Perşembe akşamı eve döndüğümde, telefon açtı. Biraz gergindim ve ters cevaplar vermeye başladmı. "Sadece sana bir şiir yolladım onu oku" dedi ve kapadı. Kırıldığını anlamıştım ama fazla da önemsemedim. Bilgisayarımı açtım ve şiiri okumaya başladım.
Hüzünlerin ötesinde,
Keşke öpebilsem acılarını,
Bıraksan kendini, benim düşlerime,
Tanrılarımı göstersen sana, Olimpus'ta
Acılarını bırak diyarlarımda, sahibi ol buraların,
Sevilmenin hazzını yaşa.....
Okuduktan sonra, beni asıl ilgilendiren demek istedikleriydi. Bu bağlanma arzusu beni daha çok sıkmaya başladı. Kafamdan geçenleri ona anlatmalıydım. Başladım anlatmaya, onu nasıl arkadaş olarak gördüğümü, onunla bir beraberlik için onun hissettiklerini hissetmediğimi, yanlış yaptığımı ve bir sürü kalp kıracak, insanı ziyan edecek açıklamalar..Gönder dedim ve gönderdim. Derin bir sessizlik, ne bir mesaj, ne bir mail ne de arama. iyi ya dedim, benim istediğim buydu. Bu muydu? Bu kadar güzel paylaşan, bu kadar düzgün bir adamı, bir dakika önce harcamıştım. Niye? Ona karşı bir çekim hissetmedim diye. Suçluluk, kibir ve yaptığım yanlışın ne kadar büyük olduğunu anlamıştım ama iş işten çoktan geçmişti. Onu aradım açmadı, mesaj bıraktım. Tekrar özür mesajı yazdım, dostluğuna ihtiyacım var diye, lütfen dedim, lütfen......
Sonraki bir ay boyunca Deniz'i bu düzgün adamı kaybetmenin sıkıntısıyla geçti. Ne aradı ne sordu, sanki hiç yoktu evine bile gittim her yer kapalıydı. içimde ki sıkıntı,amaçsızlığım ve ne istediğime bir türlü karar verememe durumum benin gün geçtikçe daha da mutsuz bir hale geliyordu. Dış görünüşü muhteşem, albenili bir hediye kutusu gibiydim. Ama içi, bozulmuş ve küf kokuyordu. Bense etrafa bu koku yayılmasın diye, daha şuursuzca kahkahalar atıp,daha neşeli görünmek için elimden gelen tüm enerjimi ve cazibemi kulanıyordum.
Bu yalan dünyamın kurmaca senaryolarıyla ilerlerken hayatımda, birden karşıma biri çıktı. iş yerine Dubai'den gelen yeni müdürümüz Emre Bey...

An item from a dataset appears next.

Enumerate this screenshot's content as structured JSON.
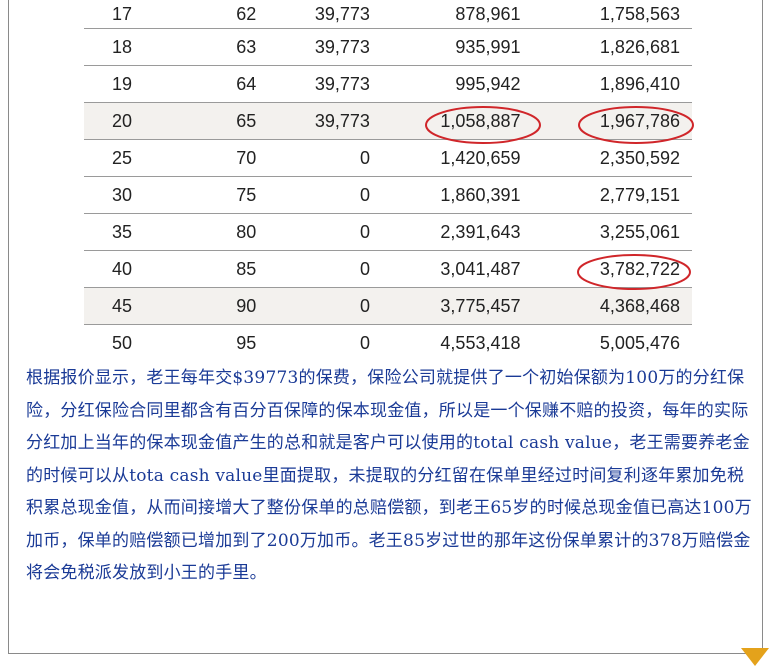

Cazibeli konuşmasıyla bakışlarıyla, hereketleriyle bir insanı alıp götüren kendine muhtaç bırakan bir tipti. Düzgün ve atletik bir vücut,avrupai bir görünüm, düzgün yüz hatları,kendine aşırı güvenen havasıyla benim de cazibe merkezime girmesi çok uzun sürmedi. Yeni uğraşım ve hedefim beliydi, tüm zamanımı işte onunla dip dibe çalışarak geçiriyordum. Onun yanında başka kadın çalışan görmeye tahammül edeiyordum. Ne iş olursa olsun, benimle ilgili olsun yada olmasın, herşeye koşturuyordum. Kısa sürede onun ilgisini sanırım çekmiştim. Bunu kadınsı güdülerimden çok kolay anlıyordum. Çalışırken yan yana olduğumuzda ki gerilim, hoşnutluk ve heyecanı hissediyordum. Bunu artık bir yarışçı edasıyla yapıyordum. Kendime daha iyi bakıyor, spora gidiyor, yeni bir beslenme programıyla daha da dinç ve hoş gözüküyordum. Emre Bey'den 8 yaş büyük olmama rağmen, hiç göstermiyor aksine daha genç duruyordum....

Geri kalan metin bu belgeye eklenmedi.